Decoding Game: On Minimax Optimality of Heuristic Text Generation Strategies
Sijin Chen, Omar Hagrass, Jason M. Klusowski
TL;DR
Decoding strategies for open-ended text generation exhibit a gap between MAP-like likelihood maximization and practical, diverse outputs. The authors formulate Decoding Game, a two-player zero-sum framework where Strategist seeks high true-distribution log-likelihood and Nature adversarially perturbs the distribution within a TV budget around the model, yielding a minimax objective $\max_{\mathbb{Q}}\min_{\mathbb{P}\in N(\widehat{\mathbb{P}})} \mathbb{E}_{\mathbb{Q}}[\log\mathbb{P}(X_1,\dots,X_T|X_0)]$. They derive that Nature induces an $\ell_\infty$-type regularization on the log-likelihood and show tail truncation-normalization as a first-order optimal strategy (with precise per-step conditions and thresholds), while also generalizing to other objective functions that recover temperature-based methods.

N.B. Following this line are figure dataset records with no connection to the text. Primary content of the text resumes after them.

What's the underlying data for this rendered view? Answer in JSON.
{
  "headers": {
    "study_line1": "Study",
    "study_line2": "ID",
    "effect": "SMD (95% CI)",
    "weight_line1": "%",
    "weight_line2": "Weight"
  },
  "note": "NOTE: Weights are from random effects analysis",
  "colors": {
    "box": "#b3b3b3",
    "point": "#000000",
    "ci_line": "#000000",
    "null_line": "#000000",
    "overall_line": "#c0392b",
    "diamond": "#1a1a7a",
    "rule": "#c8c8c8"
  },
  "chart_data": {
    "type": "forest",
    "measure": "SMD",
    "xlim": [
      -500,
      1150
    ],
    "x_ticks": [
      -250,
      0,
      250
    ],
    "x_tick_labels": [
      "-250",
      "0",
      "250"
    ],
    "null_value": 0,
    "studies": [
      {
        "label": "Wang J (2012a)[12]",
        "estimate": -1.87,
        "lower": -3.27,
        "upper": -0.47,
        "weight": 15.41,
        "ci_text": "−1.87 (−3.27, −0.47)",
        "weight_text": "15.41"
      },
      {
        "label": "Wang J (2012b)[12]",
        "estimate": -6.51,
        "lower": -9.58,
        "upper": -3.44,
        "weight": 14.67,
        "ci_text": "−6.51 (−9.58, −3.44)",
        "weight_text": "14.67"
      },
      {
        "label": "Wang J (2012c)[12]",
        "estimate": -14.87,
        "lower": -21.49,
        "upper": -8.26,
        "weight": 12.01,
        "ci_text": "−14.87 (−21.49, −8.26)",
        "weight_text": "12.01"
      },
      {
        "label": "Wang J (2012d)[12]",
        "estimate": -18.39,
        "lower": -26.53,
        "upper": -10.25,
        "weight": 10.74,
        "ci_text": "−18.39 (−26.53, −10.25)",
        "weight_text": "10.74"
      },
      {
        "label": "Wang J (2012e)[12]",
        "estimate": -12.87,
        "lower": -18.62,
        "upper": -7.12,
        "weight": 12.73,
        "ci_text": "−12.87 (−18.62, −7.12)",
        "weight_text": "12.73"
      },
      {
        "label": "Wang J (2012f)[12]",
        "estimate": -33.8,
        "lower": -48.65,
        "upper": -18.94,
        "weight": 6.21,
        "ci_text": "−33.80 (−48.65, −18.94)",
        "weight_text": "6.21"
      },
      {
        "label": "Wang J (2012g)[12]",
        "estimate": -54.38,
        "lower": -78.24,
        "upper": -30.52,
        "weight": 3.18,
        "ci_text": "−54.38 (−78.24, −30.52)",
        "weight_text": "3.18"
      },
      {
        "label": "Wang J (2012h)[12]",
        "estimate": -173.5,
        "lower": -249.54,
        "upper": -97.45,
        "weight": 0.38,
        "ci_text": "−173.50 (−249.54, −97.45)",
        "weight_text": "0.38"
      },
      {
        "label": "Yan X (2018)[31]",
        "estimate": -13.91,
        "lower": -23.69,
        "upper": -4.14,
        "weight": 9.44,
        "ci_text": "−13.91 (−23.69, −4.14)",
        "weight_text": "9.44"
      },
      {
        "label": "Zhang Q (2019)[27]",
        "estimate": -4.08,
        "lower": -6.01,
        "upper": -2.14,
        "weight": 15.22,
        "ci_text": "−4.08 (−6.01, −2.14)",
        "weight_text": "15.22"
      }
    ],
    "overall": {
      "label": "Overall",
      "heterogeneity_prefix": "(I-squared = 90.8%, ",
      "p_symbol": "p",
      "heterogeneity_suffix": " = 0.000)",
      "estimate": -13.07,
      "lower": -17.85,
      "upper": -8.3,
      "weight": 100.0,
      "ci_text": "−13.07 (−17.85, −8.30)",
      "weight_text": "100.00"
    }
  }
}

The framework unifies and justifies popular heuristic sampling strategies and introduces Game sampling, which demonstrates competitive or superior open-ended generation performance across several models. Overall, the work provides a rigorous, minimal-assumption theory for decoding strategy design with practical, testable implications for robust text generation.
Abstract
Decoding strategies play a pivotal role in text generation for modern language models, yet a puzzling gap divides theory and practice. Surprisingly, strategies that should intuitively be optimal, such as Maximum a Posteriori (MAP), often perform poorly in practice. Meanwhile, popular heuristic approaches like Top-$k$ and Nucleus sampling, which employ truncation and normalization of the conditional next-token probabilities, have achieved great empirical success but lack theoretical justifications. In this paper, we propose Decoding Game, a comprehensive theoretical framework which reimagines text generation as a two-player zero-sum game between Strategist, who seeks to produce text credible in the true distribution, and Nature, who distorts the true distribution adversarially. After discussing the decomposibility of multi-step generation, we derive the optimal strategy in closed form for one-step Decoding Game. It is shown that the adversarial Nature imposes an implicit regularization on likelihood maximization, and truncation-normalization methods are first-order approximations to the optimal strategy under this regularization. Additionally, by generalizing the objective and parameters of Decoding Game, near-optimal strategies encompass diverse methods such as greedy search, temperature scaling, and hybrids thereof. Numerical experiments are conducted to complement our theoretical analysis.